As festas do solstício de inverno

A seguir publicamos o texto “As festas do solstício de inverno”, de autoria de Neno Vasco. O referido texto foi publicado em 31 de dezembro de 1919, no periódico lisboeta A Batalha, pertencente a Confederação Geral do Trabalho de Portugal. Fortemente impactado com o exemplo do processo revolucionário na Rússia que irrompera dois anos antes, o anarquista luso-brasileiro acreditava que era chegada a hora em que as  festas do sol se aliariam às festas do trabalho. Essa aliança, comunicada pelo autor de modo altamente lírico, une os revolucionários de ontem aos revolucionários de hoje na busca de uma nova era de igualdade e liberdade para todos os seres. A pesquisa e edição do texto são de Thiago Lemos Silva.

Por Neno Vasco

Quando os dias começam a crescer, o homem, criador dos Deuses, adora e festeja o Sol, pai da vida e Deus supremo.

O astrônomo alexandrino Sosígenes, encarregado por Júlio César de corrigir o velho calendário de Numa, dois meses atrasado, queria que o ano começasse no dia do solstício de inverno. O ditador, porém, para não contrariar, demasiadamente, os hábitos romanos, ordenou que principiasse no dia da lua nova imediata – que nesse ano caia oito dias depois do solstício.

Deste modo, o solstício ficou em 25 de Dezembro – e esta foi a data da festa natalícia do Deus Sol, isto é do Hórus egípcio, do Mitra persa, do Febo greco-romano.

E depois, foi a festa natal do menino Jesus, o novo Deus Solar dos cristãos, posto nos braços da Virgem Maria, como o menino Hórus, no natal egípicio, figura ao colo da Virgem Ísis. Os cristãos tendo triunfado no mundo conhecido e civilizado, todo situado no hemisfério setentrional, apropriaram-se das festas do solstício de nascimento do Sol e deram nomes novos aos mitos antigos.

Hoje, o solstício está deslocado três ou quatro dias para trás. E os reformadores do calendário pedem que o ano parta do equinócio da primavera, 21 de março – o qual viria a ser um dia independente e isolado para um festa fixa, a Páscoa, a festa primaveril da natureza. Os anos bissextos teriam outro dia independente, no equinócio do outono, entre o mês VI e o VII. Cada dia do mês cairia, pois, sempre no mesmo dia da semana.

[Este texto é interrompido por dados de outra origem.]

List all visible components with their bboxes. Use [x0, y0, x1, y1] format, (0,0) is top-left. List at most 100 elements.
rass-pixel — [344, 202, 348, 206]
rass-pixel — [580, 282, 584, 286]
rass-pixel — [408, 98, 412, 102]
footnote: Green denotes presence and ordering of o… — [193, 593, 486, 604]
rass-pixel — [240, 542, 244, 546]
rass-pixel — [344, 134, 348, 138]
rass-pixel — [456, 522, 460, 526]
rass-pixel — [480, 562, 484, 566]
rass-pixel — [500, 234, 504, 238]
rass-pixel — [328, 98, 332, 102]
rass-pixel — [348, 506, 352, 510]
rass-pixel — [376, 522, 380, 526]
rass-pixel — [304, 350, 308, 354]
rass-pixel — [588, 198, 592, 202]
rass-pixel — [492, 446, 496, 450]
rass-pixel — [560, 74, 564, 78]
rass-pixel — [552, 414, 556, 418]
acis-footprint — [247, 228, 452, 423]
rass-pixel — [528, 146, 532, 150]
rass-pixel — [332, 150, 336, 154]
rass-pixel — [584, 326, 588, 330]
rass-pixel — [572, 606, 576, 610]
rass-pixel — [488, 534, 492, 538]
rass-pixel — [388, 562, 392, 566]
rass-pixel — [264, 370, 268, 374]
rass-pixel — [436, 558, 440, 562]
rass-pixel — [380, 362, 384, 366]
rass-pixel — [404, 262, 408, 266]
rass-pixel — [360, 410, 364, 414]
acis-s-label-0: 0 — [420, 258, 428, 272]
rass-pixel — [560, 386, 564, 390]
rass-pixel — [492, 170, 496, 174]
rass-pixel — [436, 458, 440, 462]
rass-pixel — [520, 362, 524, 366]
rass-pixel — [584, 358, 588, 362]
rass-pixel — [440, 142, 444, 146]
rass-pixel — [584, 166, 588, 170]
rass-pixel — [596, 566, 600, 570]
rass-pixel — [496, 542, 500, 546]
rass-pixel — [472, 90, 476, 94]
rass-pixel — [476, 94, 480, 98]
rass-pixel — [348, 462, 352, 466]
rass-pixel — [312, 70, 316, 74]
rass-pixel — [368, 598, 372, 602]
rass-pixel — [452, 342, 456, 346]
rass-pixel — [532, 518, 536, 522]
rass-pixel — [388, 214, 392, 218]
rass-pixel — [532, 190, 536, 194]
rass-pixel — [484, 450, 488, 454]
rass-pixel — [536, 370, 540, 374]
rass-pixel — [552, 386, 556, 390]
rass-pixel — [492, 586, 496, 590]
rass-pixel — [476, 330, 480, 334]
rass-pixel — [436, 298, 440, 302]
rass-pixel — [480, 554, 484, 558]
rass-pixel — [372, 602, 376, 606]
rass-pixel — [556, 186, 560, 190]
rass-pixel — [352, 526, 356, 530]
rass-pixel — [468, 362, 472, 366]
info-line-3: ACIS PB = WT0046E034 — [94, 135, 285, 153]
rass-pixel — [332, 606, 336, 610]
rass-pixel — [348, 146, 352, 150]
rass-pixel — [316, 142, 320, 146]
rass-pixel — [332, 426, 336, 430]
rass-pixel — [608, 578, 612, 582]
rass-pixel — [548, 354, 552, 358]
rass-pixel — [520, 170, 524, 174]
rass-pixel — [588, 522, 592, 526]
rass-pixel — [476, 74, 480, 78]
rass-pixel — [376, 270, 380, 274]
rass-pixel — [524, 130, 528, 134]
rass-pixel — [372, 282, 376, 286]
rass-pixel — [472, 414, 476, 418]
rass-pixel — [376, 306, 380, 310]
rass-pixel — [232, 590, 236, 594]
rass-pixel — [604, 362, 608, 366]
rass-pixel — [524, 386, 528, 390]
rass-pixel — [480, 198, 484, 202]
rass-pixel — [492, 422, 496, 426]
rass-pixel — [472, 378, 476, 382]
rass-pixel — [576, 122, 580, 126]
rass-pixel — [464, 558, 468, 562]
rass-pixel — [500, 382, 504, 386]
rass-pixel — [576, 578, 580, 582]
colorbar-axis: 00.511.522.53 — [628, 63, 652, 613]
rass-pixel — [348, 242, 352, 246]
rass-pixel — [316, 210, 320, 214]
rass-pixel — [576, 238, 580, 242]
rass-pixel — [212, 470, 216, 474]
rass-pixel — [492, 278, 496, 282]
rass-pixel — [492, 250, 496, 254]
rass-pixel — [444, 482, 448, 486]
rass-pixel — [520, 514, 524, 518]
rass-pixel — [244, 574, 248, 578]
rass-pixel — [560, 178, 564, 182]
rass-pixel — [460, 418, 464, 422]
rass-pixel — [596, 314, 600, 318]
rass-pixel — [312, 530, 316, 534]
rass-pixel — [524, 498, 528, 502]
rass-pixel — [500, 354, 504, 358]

Todos os reformadores tiveram que respeitar as poderosas tradições do culto solar: Numa, Júlio César, o cristianismo primitivo, o papa Gregório XIII, a ciência moderna.

Para os antigos, o ano deveria começar com o renascimento do Sol, pai supremo dos homens e dos Deuses. No solstício de inverno, o Deus luminoso começa a encarar as trevas, o dia principia e vence a noite, depois duma luta trágica, em que ele parece sucumbir. Depois, há ainda as dificuldades e perigos da infância  até o equinócio da primavera, que marca e soleniza a juventude florida e sorridente do Deus, a sua ressureição completa e triunfal.

No solstício de verão, é a vida com todo o seu esplendor, é o pleno triunfo da luz, até no equinócio do outono, quando a idade começa a declinar e a ameaça das trevas e da morte surge de novo apavorante, – para que de novo o Deus vital renasça e se liberte. A treva, o frio, a morte – tudo se dissipa enfim como um pesadelo horrível, ante a radiosa claridade triunfante do astro divino, que desentorpece a terra gélida com os seus raios cada vez mais perpendiculares e faz brotar o germe e faz irromper a vida.

A democracia burguesa enfeitou as festas solares e dionisíacas de vestes novas, consagrando uma à “família” – que a indústria moderna destruiu, explorando a mulher e a criança, – dedicando outra, com sombrio sarcasmo, à “fraternidade universal” – que as rapinas e rivalidades imperialistas enterraram em sangue e lodo.

A humanidade nova, prestes a tomar a posse dos seus destinos, a sacudir o jugo dos parasitas e dos opressores não precisa de contrariar as belas festas do Sol. As festas do Sol se aliarão às festas do trabalho, como ele fecundante, como ele renovador e embelezador da vida, como ele amante da terra generosa, nossa mãe comum.